No habló del hombre que se quedó en el puerto de Marsella: cuando la

correspondencia dejó de llegar empaquetó el pasado y lo guardó en la heladera, como otras

mujeres lo conservan en el rictus amargo de los labios. Pero aquella tarde de primavera en

que llegamos con el Flaco Martínez, todavía no habíamos mirado la heladera por dentro ni

habíamos llorado juntos. Zulema era gorda y opulenta y Federico Fellini hubiera gustado de

ella. A su lado, el Flaco Martínez parecía una escoba abandonada junto a un camión cisterna.

Hablaron un rato sin manosear dinero ni levantar la voz.

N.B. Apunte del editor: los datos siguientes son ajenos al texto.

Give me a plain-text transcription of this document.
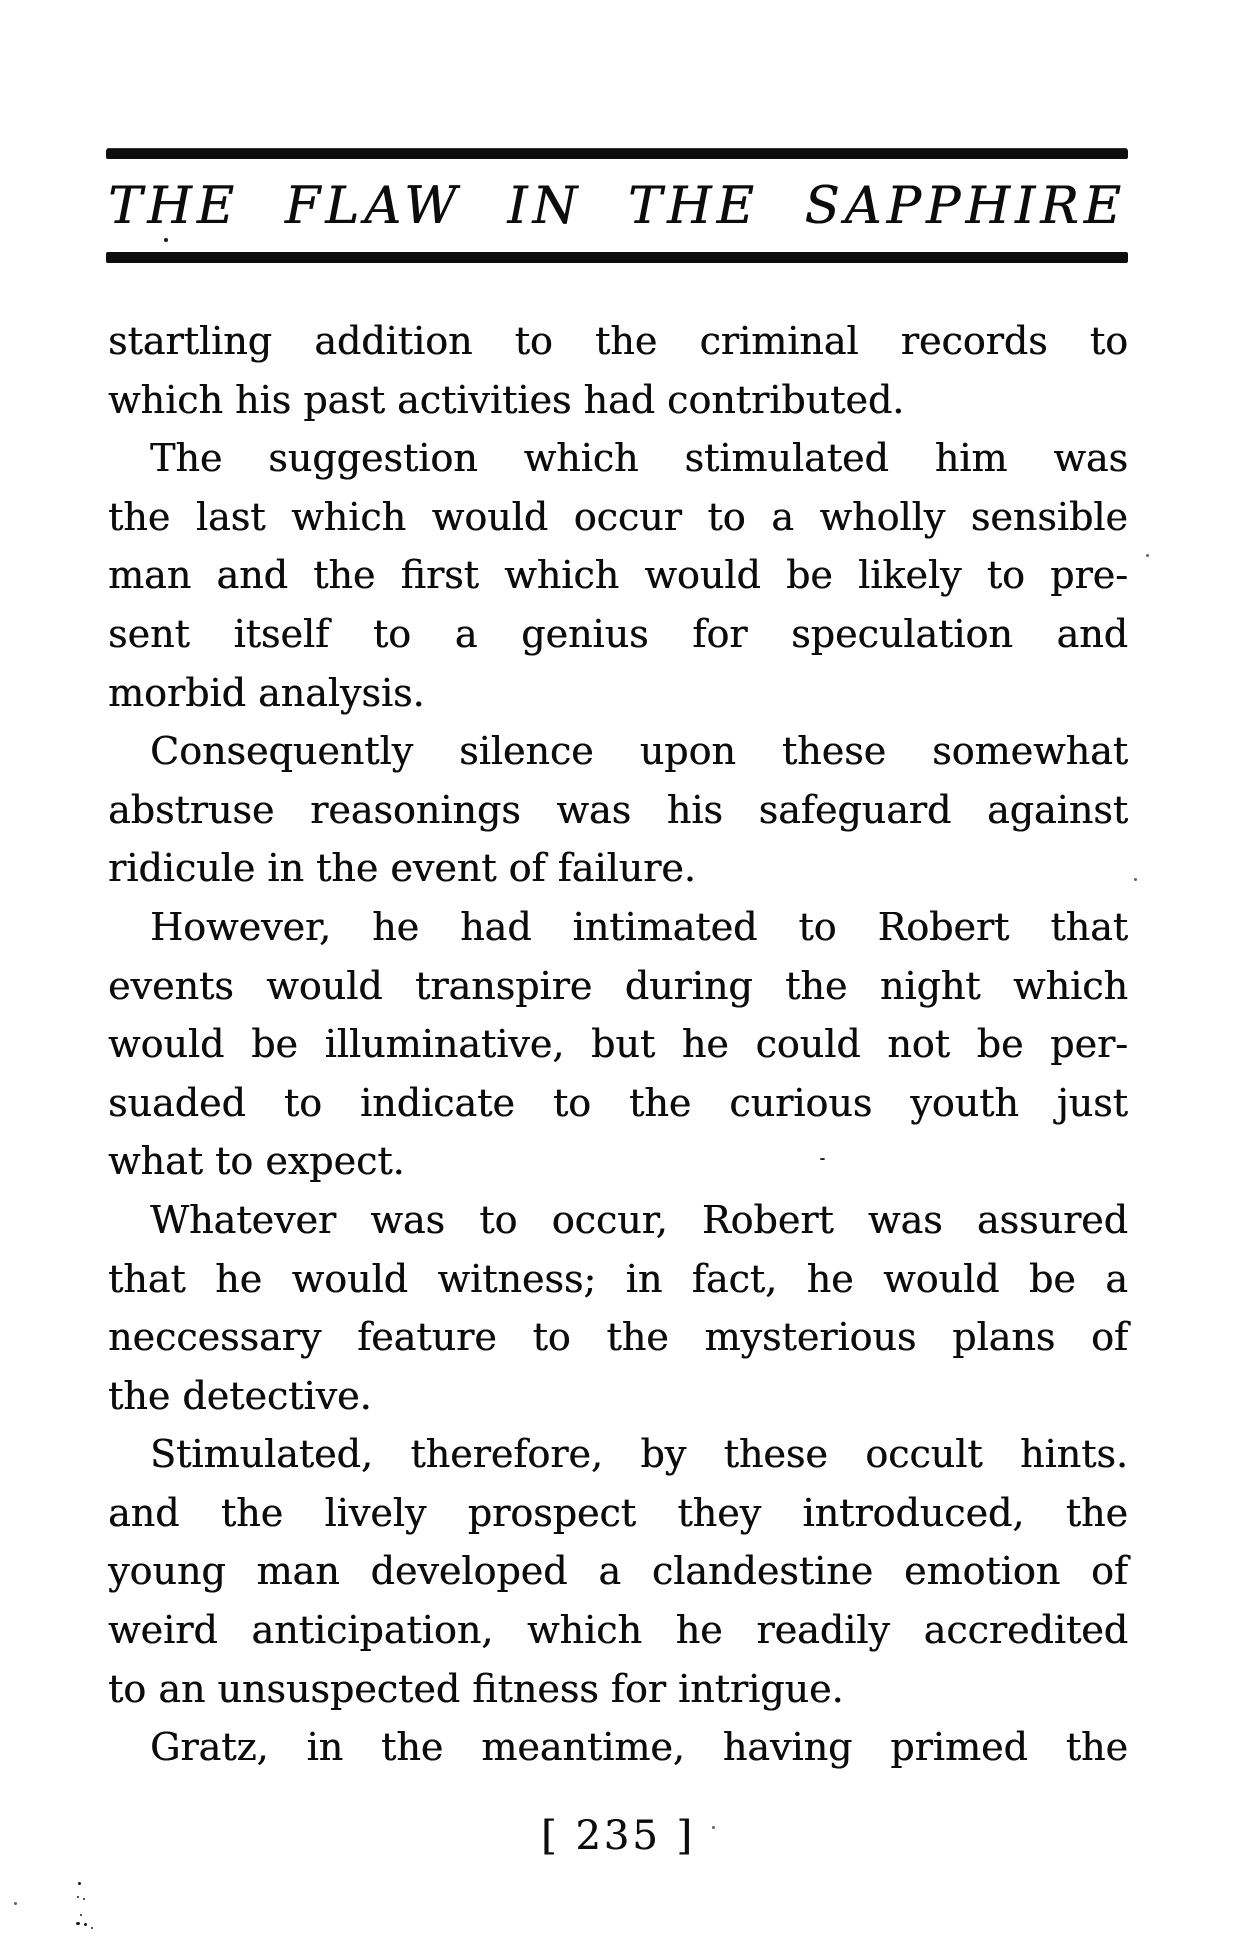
THE FLAW IN THE SAPPHIRE
startling addition to the criminal records to
which his past activities had contributed.
The suggestion which stimulated him was
the last which would occur to a wholly sensible
man and the first which would be likely to pre-
sent itself to a genius for speculation and
morbid analysis.
Consequently silence upon these somewhat
abstruse reasonings was his safeguard against
ridicule in the event of failure.
However, he had intimated to Robert that
events would transpire during the night which
would be illuminative, but he could not be per-
suaded to indicate to the curious youth just
what to expect.
Whatever was to occur, Robert was assured
that he would witness; in fact, he would be a
neccessary feature to the mysterious plans of
the detective.
Stimulated, therefore, by these occult hints.
and the lively prospect they introduced, the
young man developed a clandestine emotion of
weird anticipation, which he readily accredited
to an unsuspected fitness for intrigue.
Gratz, in the meantime, having primed the
[ 235 ]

Al otro lado de la calle nosotros

esperábamos, ansiosos como si el Flaco estuviera por tirar un penal. Un movimiento de

cabeza, una risa comprensiva de la Gorda Zulema y empezamos a saltar como si el Flaco

hubiera hecho el gol.

Tirábamos los turnos a la suerte, revoleando dos monedas a la vez y el sistema era

complicado porque la empresa era seria. Si alguien reclamaba prioridad por su dinero, el

Flaco prometía hacerle explicar la fusión de ya no sé qué materia y el egoísta se calmaba.

Después, al caer la tarde, con la lengua desatada por la emoción, íbamos a jugar al billar a lo

del Turco y teníamos un hambre feroz y ni una moneda para un sandwich.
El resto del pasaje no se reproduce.